2005-01-07 Thread CW Harris
On Fri, Jan 07, 2005 at 12:53:11PM -0600, Kent West wrote:
 Paul Johnson wrote:
 
 On Thursday 06 January 2005 01:44 pm, John Schmidt wrote:
 
  
 
 Old pcs often can't boot from a CD even if they have one.  You might 
 be able to flash the BIOS to upgrade it, but that assumes there is an 
 update out there (highly unlikely).  

 
 
 If it's too old to boot from a CD, wouldn't it also pre-date flashable 
 BIOS?
  
 
 No, I remember flashing old ATT 6300 (4.77MHz 8086 PC) PCs here on 
 campus because they had a Y2K-style glitch in the BIOS; it wouldn't go 
 beyond 1987 or thereabouts (my memory is hazy).

Hey! I'm using one of those as a text terminal (typing this on it
actually).  The display is a bit slow on long listings, but I *really*
like the feel/key placement of the keyboard.

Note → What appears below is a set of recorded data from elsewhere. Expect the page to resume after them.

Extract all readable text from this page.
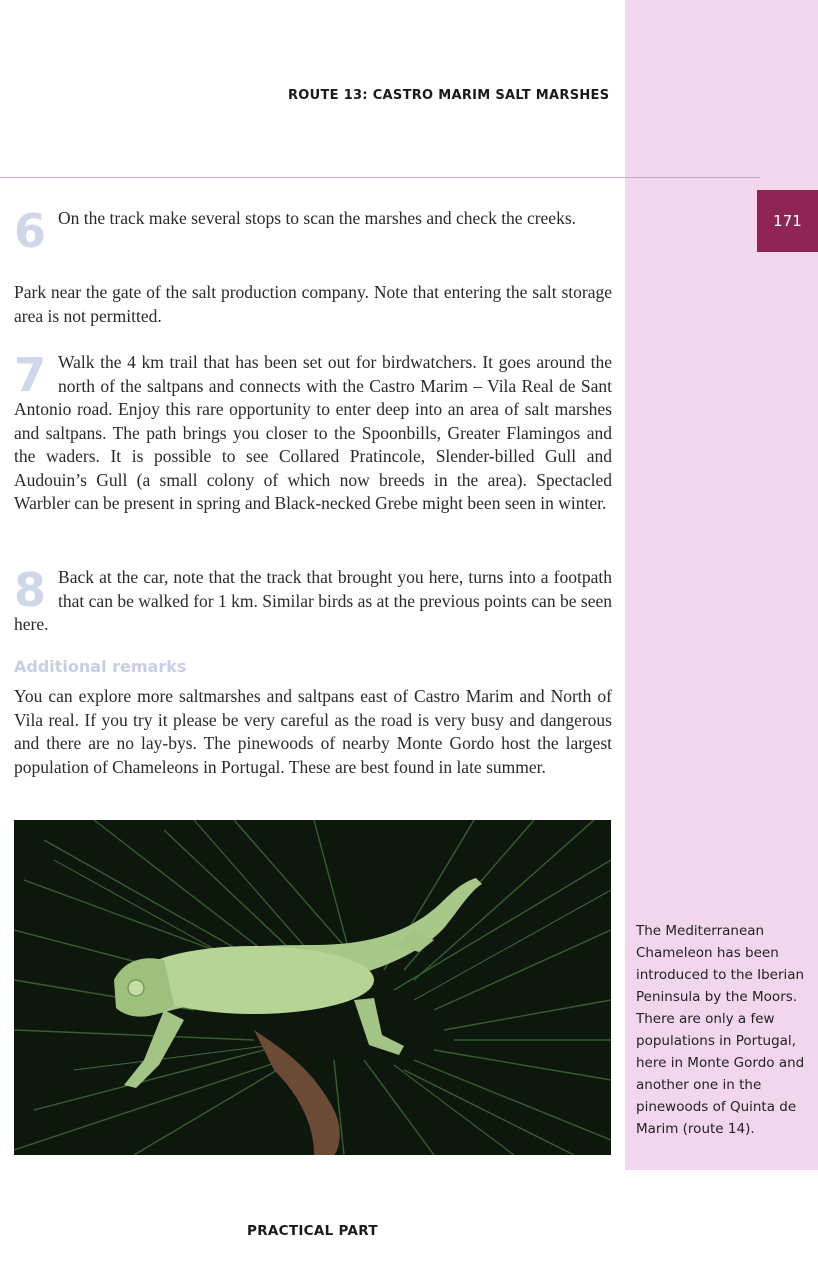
ROUTE 13: CASTRO MARIM SALT MARSHES
171
6 On the track make several stops to scan the marshes and check the creeks.

Park near the gate of the salt production company. Note that entering the salt storage area is not permitted.

7 Walk the 4 km trail that has been set out for birdwatchers. It goes around the north of the saltpans and connects with the Castro Marim – Vila Real de Sant Antonio road. Enjoy this rare opportunity to enter deep into an area of salt marshes and saltpans. The path brings you closer to the Spoonbills, Greater Flamingos and the waders. It is possible to see Collared Pratincole, Slender-billed Gull and Audouin’s Gull (a small colony of which now breeds in the area). Spectacled Warbler can be present in spring and Black-necked Grebe might been seen in winter.

8 Back at the car, note that the track that brought you here, turns into a footpath that can be walked for 1 km. Similar birds as at the previous points can be seen here.

Additional remarks

You can explore more saltmarshes and saltpans east of Castro Marim and North of Vila real. If you try it please be very careful as the road is very busy and dangerous and there are no lay-bys. The pinewoods of nearby Monte Gordo host the largest population of Chameleons in Portugal. These are best found in late summer.

The Mediterranean Chameleon has been introduced to the Iberian Peninsula by the Moors. There are only a few populations in Portugal, here in Monte Gordo and another one in the pinewoods of Quinta de Marim (route 14).
PRACTICAL PART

Back more on-topic for this thread, I still use some older PC's.  But
*fast enough* is pretty relative.  One can manage with some pretty slow
hardware until you try something faster.  I used gdm/enlightenment on an
AMD 686 ~150Mhz with 48MB memory for sometime. But after trying faster
hardware it really starts to seem intolerably slow.

What I find is the biggest problem on older hardware is actually getting
large amounts of memory for them.  They don't really have enough memory
slots to add, and by the time you replace them with larger DIMMS the
cost becomes a significant chunk of an all-around better used machine.

(Of course if the machine is new enough to use current memory modules
 then it becomes much easier.)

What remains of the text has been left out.